The federal government hires a third-party contractor to do some of that appointing now. Health Net is who that company is now, though I think that could change. Is it fair to the Manchester VA have employees do some of this work, especially since Health Net is in theory supposed to be doing it already?

We already do a lot of that work. Choice isn’t the only program we use to provide care to veterans in the community. We coordinate care for veterans who receive care at other VAs, we coordinate care for veterans who receive care out in the local area hospitals, and we work closely with Health Net now to make sure veterans receive appointments through their provider network.

So we already do some of that, I think we’ll continue to do that and probably more in the future.

Is the Manchester VA slowing Choice spending right now for any reason?

We’re not slowing Choice spending. I think, you know, most New Hampshire veterans are Choice mileage eligible. And it’s up to those veterans, should they want to seek care in the community through Choice, that they opt in and are able to do so.

So I’d say the demand for Choice is driven by veterans and where they want to receive that care.

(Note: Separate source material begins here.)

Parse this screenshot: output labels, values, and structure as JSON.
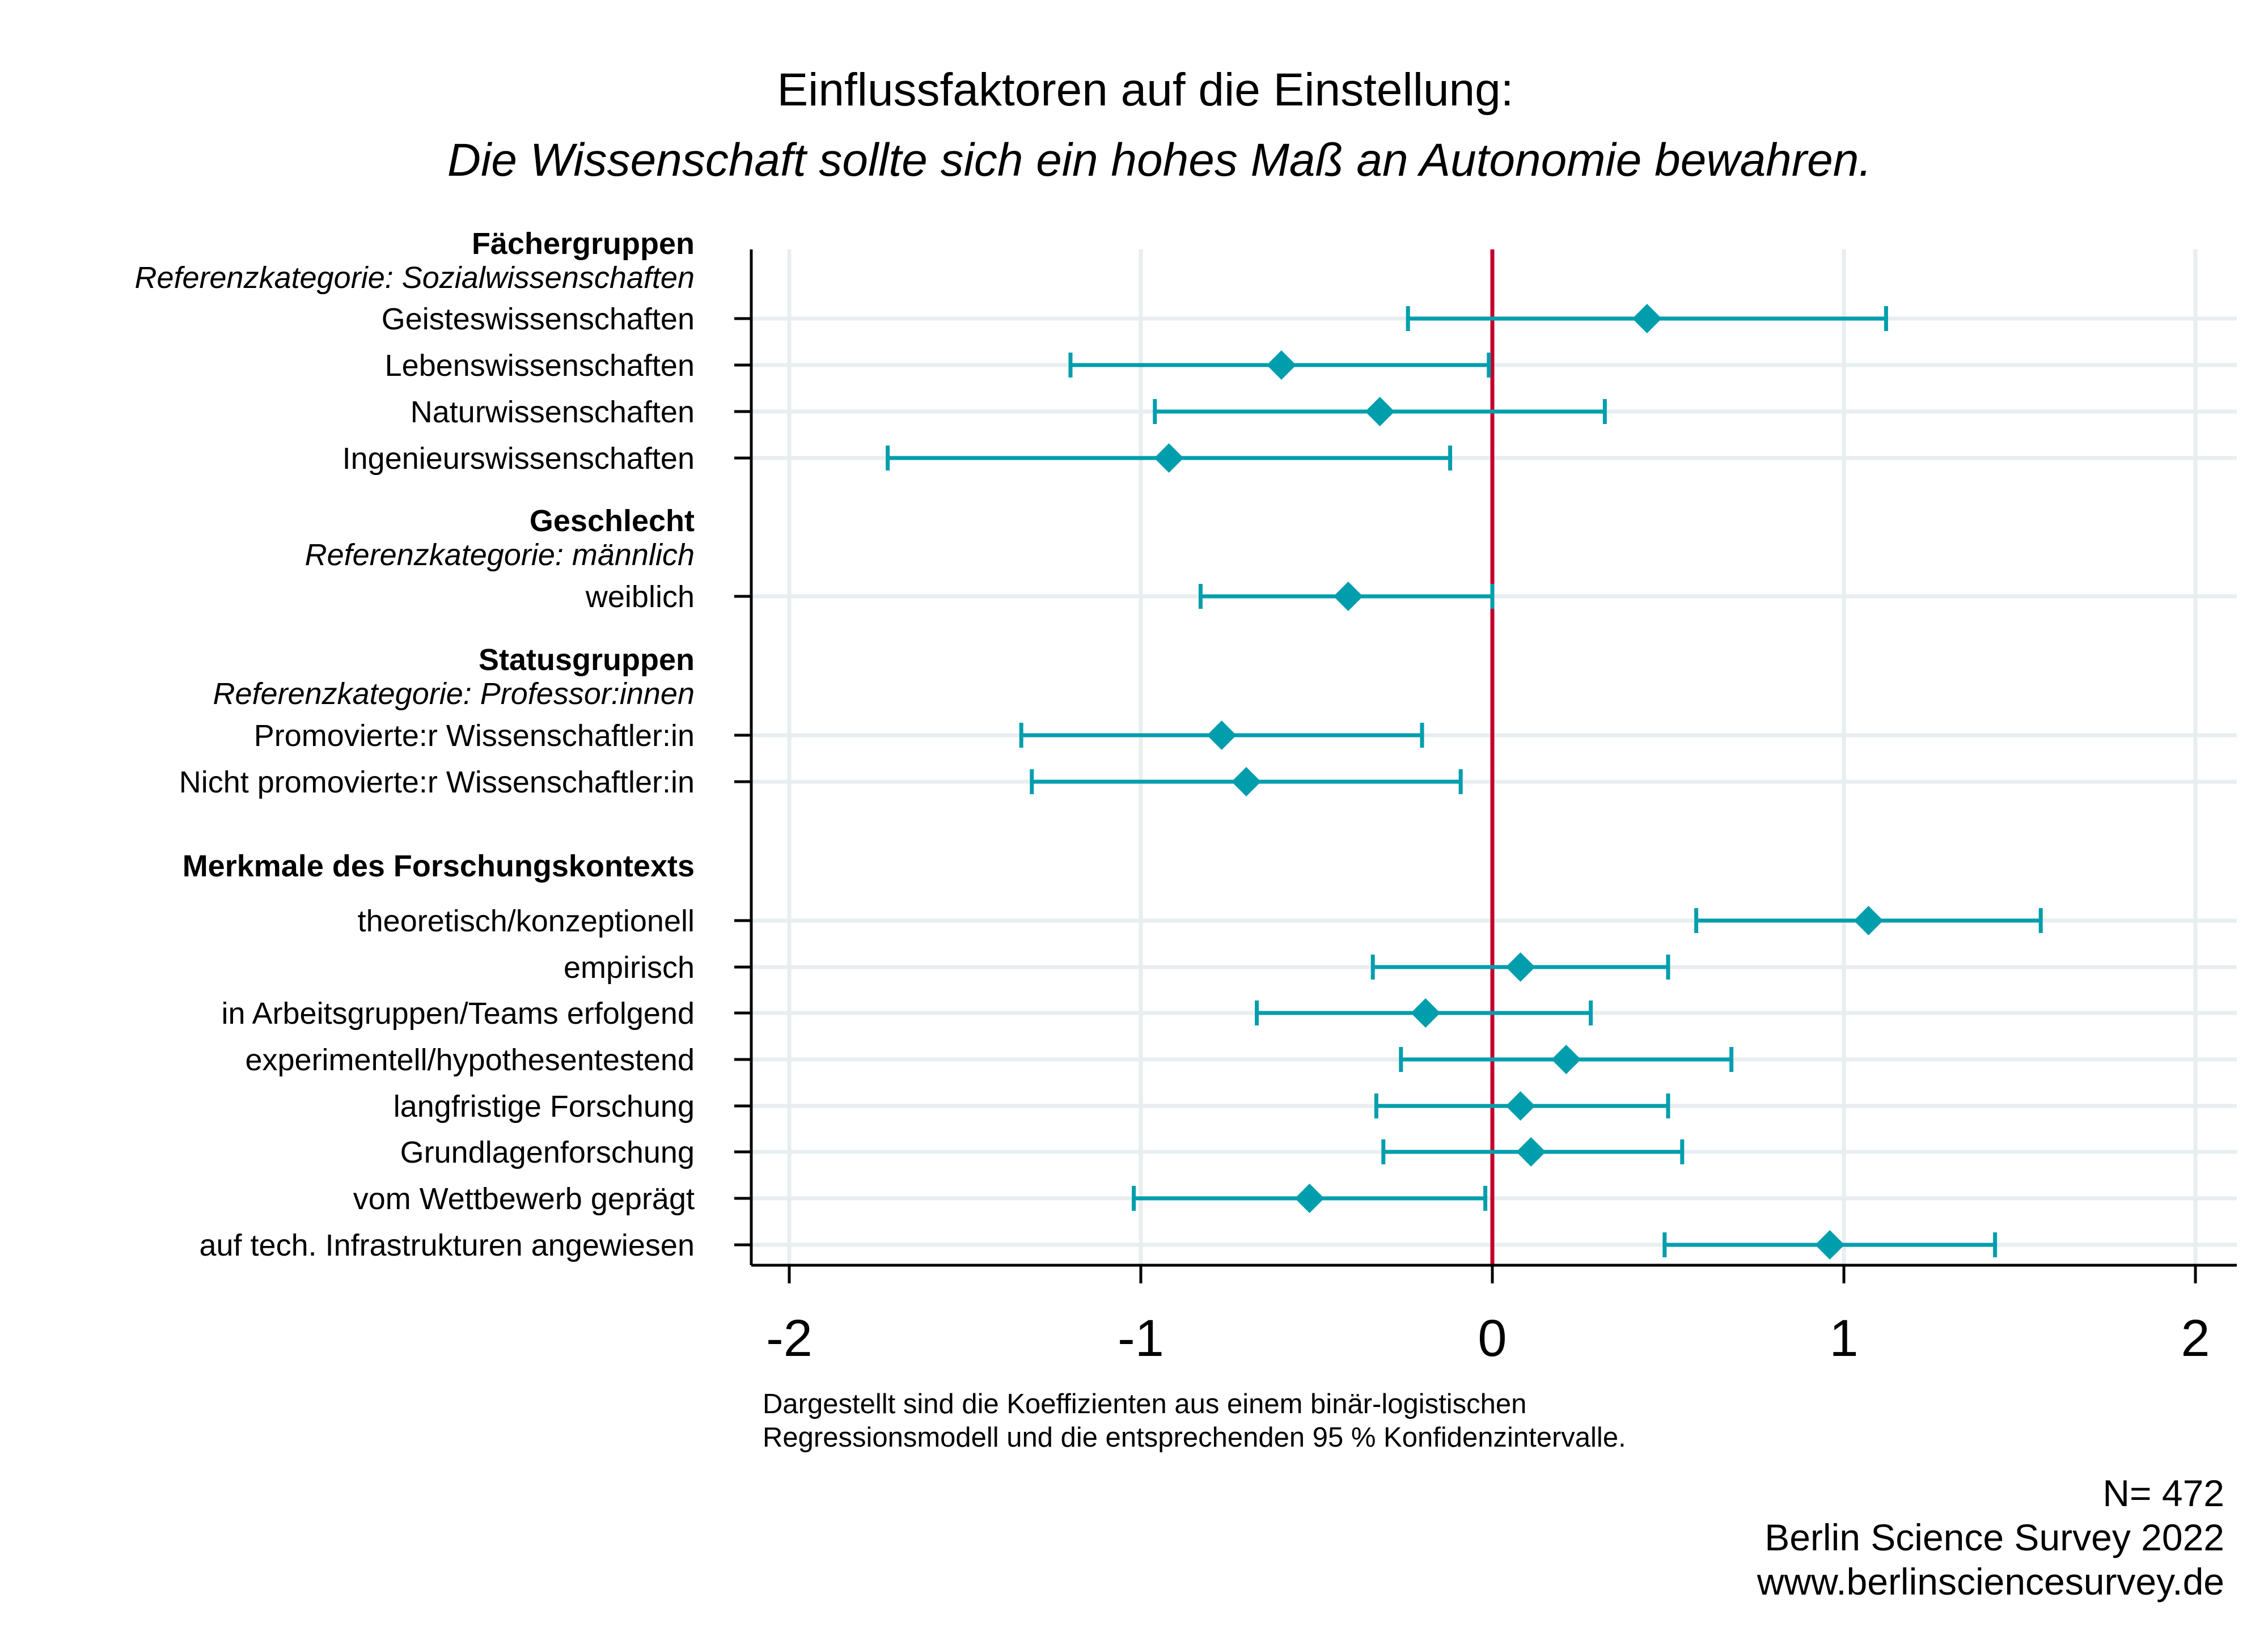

There are two ways that veterans can get care at provide hospitals through the Department of Veterans of Affairs. One is Veterans Choice, and the other is a separate pool of funds for a program called Care in the Community. Is the hospital making an effort to shift veterans away from Choice and to Care in the Community?

What we look, I guess as far as shift—We try to get veterans to the right level of care at the right time. And sometimes that does involve Care in the Community. Certainly for more urgent care, that’s where we would go.

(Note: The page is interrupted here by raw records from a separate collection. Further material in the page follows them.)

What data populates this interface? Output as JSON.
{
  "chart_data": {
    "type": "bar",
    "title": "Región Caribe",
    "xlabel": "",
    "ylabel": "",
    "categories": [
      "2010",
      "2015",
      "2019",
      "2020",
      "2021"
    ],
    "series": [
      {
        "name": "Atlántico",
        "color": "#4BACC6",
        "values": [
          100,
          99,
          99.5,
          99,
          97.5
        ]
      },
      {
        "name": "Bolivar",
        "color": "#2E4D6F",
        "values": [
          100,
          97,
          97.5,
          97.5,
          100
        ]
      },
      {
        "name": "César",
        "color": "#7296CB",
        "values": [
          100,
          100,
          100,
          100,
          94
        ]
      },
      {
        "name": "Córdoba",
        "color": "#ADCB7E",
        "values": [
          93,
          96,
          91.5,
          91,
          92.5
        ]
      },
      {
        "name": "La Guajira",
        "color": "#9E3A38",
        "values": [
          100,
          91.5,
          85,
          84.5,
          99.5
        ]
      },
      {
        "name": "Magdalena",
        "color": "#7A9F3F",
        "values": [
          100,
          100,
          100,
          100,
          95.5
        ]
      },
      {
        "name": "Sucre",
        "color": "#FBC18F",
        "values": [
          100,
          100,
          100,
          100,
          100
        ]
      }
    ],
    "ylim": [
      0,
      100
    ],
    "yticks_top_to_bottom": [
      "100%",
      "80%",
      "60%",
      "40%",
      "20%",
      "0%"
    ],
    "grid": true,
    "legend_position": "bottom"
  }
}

Meaning, if a veteran has an emergency situation, that would come out of Care in the Community, in part because there’s no time to get authorizations for Choice.

That’s correct. The Choice program is not set up to provide emergency care.

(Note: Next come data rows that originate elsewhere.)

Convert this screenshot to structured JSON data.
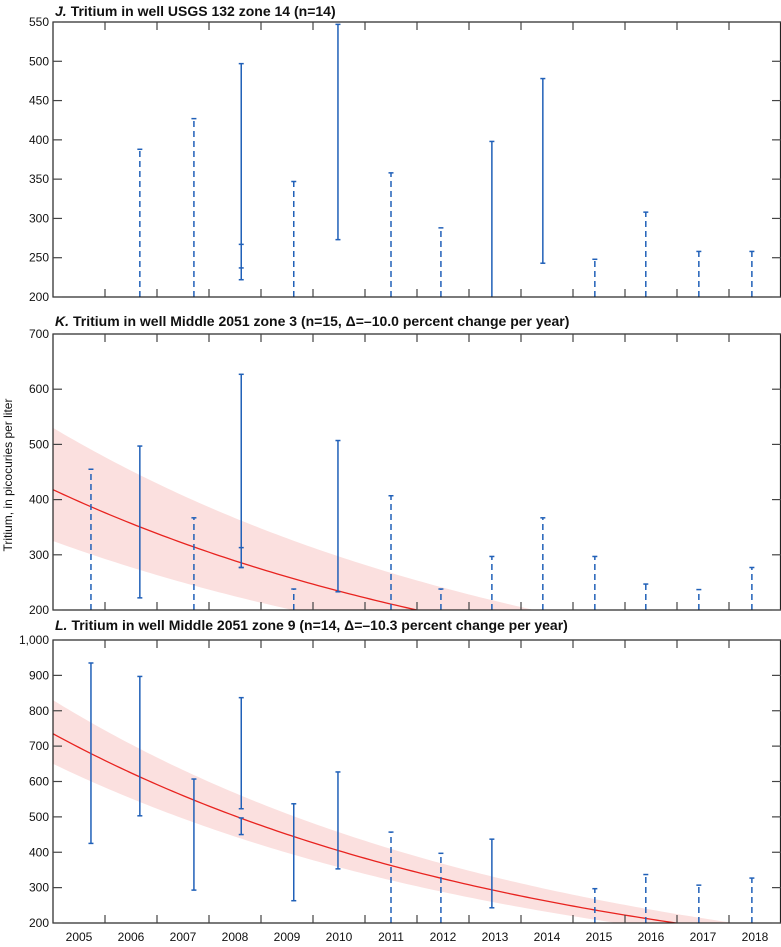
{
  "y_axis_label": "Tritium, in picocuries per liter",
  "chart_data": [
    {
      "type": "errorbar",
      "letter": "J.",
      "title": "Tritium in well USGS 132 zone 14 (n=14)",
      "ylim": [
        200,
        550
      ],
      "ystep": 50,
      "yticks": [
        "200",
        "250",
        "300",
        "350",
        "400",
        "450",
        "500",
        "550"
      ],
      "xlim": [
        2005,
        2019
      ],
      "xticks": [
        "2005",
        "2006",
        "2007",
        "2008",
        "2009",
        "2010",
        "2011",
        "2012",
        "2013",
        "2014",
        "2015",
        "2016",
        "2017",
        "2018"
      ],
      "intervals": [
        {
          "x": 2006.67,
          "low": 200,
          "high": 388,
          "style": "dashed"
        },
        {
          "x": 2007.71,
          "low": 200,
          "high": 427,
          "style": "dashed"
        },
        {
          "x": 2008.62,
          "low": 237,
          "high": 497,
          "style": "solid"
        },
        {
          "x": 2008.62,
          "low": 222,
          "high": 267,
          "style": "solid"
        },
        {
          "x": 2009.63,
          "low": 200,
          "high": 347,
          "style": "dashed"
        },
        {
          "x": 2010.48,
          "low": 273,
          "high": 547,
          "style": "solid"
        },
        {
          "x": 2011.5,
          "low": 200,
          "high": 358,
          "style": "dashed"
        },
        {
          "x": 2012.46,
          "low": 200,
          "high": 288,
          "style": "dashed"
        },
        {
          "x": 2013.44,
          "low": 200,
          "high": 398,
          "style": "solid"
        },
        {
          "x": 2014.42,
          "low": 243,
          "high": 478,
          "style": "solid"
        },
        {
          "x": 2015.42,
          "low": 200,
          "high": 248,
          "style": "dashed"
        },
        {
          "x": 2016.4,
          "low": 200,
          "high": 308,
          "style": "dashed"
        },
        {
          "x": 2017.42,
          "low": 200,
          "high": 258,
          "style": "dashed"
        },
        {
          "x": 2018.44,
          "low": 200,
          "high": 258,
          "style": "dashed"
        }
      ],
      "trend": null
    },
    {
      "type": "errorbar",
      "letter": "K.",
      "title": "Tritium in well Middle 2051 zone 3 (n=15, Δ=–10.0 percent change per year)",
      "ylim": [
        200,
        700
      ],
      "ystep": 100,
      "yticks": [
        "200",
        "300",
        "400",
        "500",
        "600",
        "700"
      ],
      "xlim": [
        2005,
        2019
      ],
      "xticks": [
        "2005",
        "2006",
        "2007",
        "2008",
        "2009",
        "2010",
        "2011",
        "2012",
        "2013",
        "2014",
        "2015",
        "2016",
        "2017",
        "2018"
      ],
      "intervals": [
        {
          "x": 2005.73,
          "low": 200,
          "high": 455,
          "style": "dashed"
        },
        {
          "x": 2006.67,
          "low": 222,
          "high": 497,
          "style": "solid"
        },
        {
          "x": 2007.71,
          "low": 200,
          "high": 367,
          "style": "dashed"
        },
        {
          "x": 2008.62,
          "low": 277,
          "high": 627,
          "style": "solid"
        },
        {
          "x": 2008.62,
          "low": 277,
          "high": 313,
          "style": "solid"
        },
        {
          "x": 2009.63,
          "low": 200,
          "high": 238,
          "style": "dashed"
        },
        {
          "x": 2010.48,
          "low": 233,
          "high": 507,
          "style": "solid"
        },
        {
          "x": 2011.5,
          "low": 200,
          "high": 407,
          "style": "dashed"
        },
        {
          "x": 2012.46,
          "low": 200,
          "high": 238,
          "style": "dashed"
        },
        {
          "x": 2013.44,
          "low": 200,
          "high": 297,
          "style": "dashed"
        },
        {
          "x": 2014.42,
          "low": 200,
          "high": 367,
          "style": "dashed"
        },
        {
          "x": 2015.42,
          "low": 200,
          "high": 297,
          "style": "dashed"
        },
        {
          "x": 2016.4,
          "low": 200,
          "high": 247,
          "style": "dashed"
        },
        {
          "x": 2017.42,
          "low": 200,
          "high": 237,
          "style": "dashed"
        },
        {
          "x": 2018.44,
          "low": 200,
          "high": 277,
          "style": "dashed"
        }
      ],
      "trend": {
        "start": 418,
        "upper_start": 530,
        "lower_start": 325,
        "pct_change_per_year": -10.0
      }
    },
    {
      "type": "errorbar",
      "letter": "L.",
      "title": "Tritium in well Middle 2051 zone 9 (n=14, Δ=–10.3 percent change per year)",
      "ylim": [
        200,
        1000
      ],
      "ystep": 100,
      "yticks": [
        "200",
        "300",
        "400",
        "500",
        "600",
        "700",
        "800",
        "900",
        "1,000"
      ],
      "xlim": [
        2005,
        2019
      ],
      "xticks": [
        "2005",
        "2006",
        "2007",
        "2008",
        "2009",
        "2010",
        "2011",
        "2012",
        "2013",
        "2014",
        "2015",
        "2016",
        "2017",
        "2018"
      ],
      "intervals": [
        {
          "x": 2005.73,
          "low": 425,
          "high": 935,
          "style": "solid"
        },
        {
          "x": 2006.67,
          "low": 503,
          "high": 897,
          "style": "solid"
        },
        {
          "x": 2007.71,
          "low": 293,
          "high": 607,
          "style": "solid"
        },
        {
          "x": 2008.62,
          "low": 523,
          "high": 837,
          "style": "solid"
        },
        {
          "x": 2008.62,
          "low": 450,
          "high": 497,
          "style": "solid"
        },
        {
          "x": 2009.63,
          "low": 263,
          "high": 537,
          "style": "solid"
        },
        {
          "x": 2010.48,
          "low": 353,
          "high": 627,
          "style": "solid"
        },
        {
          "x": 2011.5,
          "low": 200,
          "high": 457,
          "style": "dashed"
        },
        {
          "x": 2012.46,
          "low": 200,
          "high": 397,
          "style": "dashed"
        },
        {
          "x": 2013.44,
          "low": 243,
          "high": 437,
          "style": "solid"
        },
        {
          "x": 2015.42,
          "low": 200,
          "high": 297,
          "style": "dashed"
        },
        {
          "x": 2016.4,
          "low": 200,
          "high": 337,
          "style": "dashed"
        },
        {
          "x": 2017.42,
          "low": 200,
          "high": 307,
          "style": "dashed"
        },
        {
          "x": 2018.44,
          "low": 200,
          "high": 327,
          "style": "dashed"
        }
      ],
      "trend": {
        "start": 735,
        "upper_start": 830,
        "lower_start": 650,
        "pct_change_per_year": -10.3
      }
    }
  ],
  "colors": {
    "interval": "#2060b8",
    "trend": "#e8231f",
    "band": "#fbe0df",
    "axis": "#222222"
  }
}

Recent changes with the private company Health Net caused more than 500 returned requests for appointments with doctors a few months ago. Explain if you could what happened to those veterans their appointments. Did they eventually get their appointments?

They did. When we looked at a number of the returns that we had, we had a group of providers here at the hospital as well as some clinical experts at the VA New England Healthcare System go through every single one of those returns. They looked at them for clinical necessity, and coordinated that care and worked with each of those veterans to find out the best place for them to receive that care, and they’ve been coordinating that care since the time of receiving the returns. 

And why were they returned?

Returns happen for a number of reasons through Health Net. Primarily, they look at Health Net not being able to book an appointment in the contractual time frame, which is 10 days. So if Health Net is unable to book that care, it comes back to the facility, and then it’s our responsibility to reach out to those veterans and coordinate their care from there.

Overall, if you could give a grade to the Veterans Choice program, what grade would you give it?

I think I’d give it a C. I think, I made reference back at the SVAC, that this feels similar to the first generation of TRICARE when I was in the army. Certainly, starting huge programs like the Choice program or TRICARE, it takes time, so, similar to some of the growing pains we had back then, we see some of those growing pains now.

I think the good thing is that, over time and with lessons learned, the TRICARE program has become a very robust, well-respected program, and let’s hope that we follow suit with the VA.

If you had the ear of your Congresswoman or your Senator, what would you tell them about how they could improve the Veterans Choice program?

You know, the ways to improve the Veterans Choice program is to improve on the education level for those who use the system. It’s a complex system, and I think the more that we can simplify the system and probably have one type of care that we access in the community would be beneficial for all. It’s tough to navigate multiple avenues to coordinating care in the community.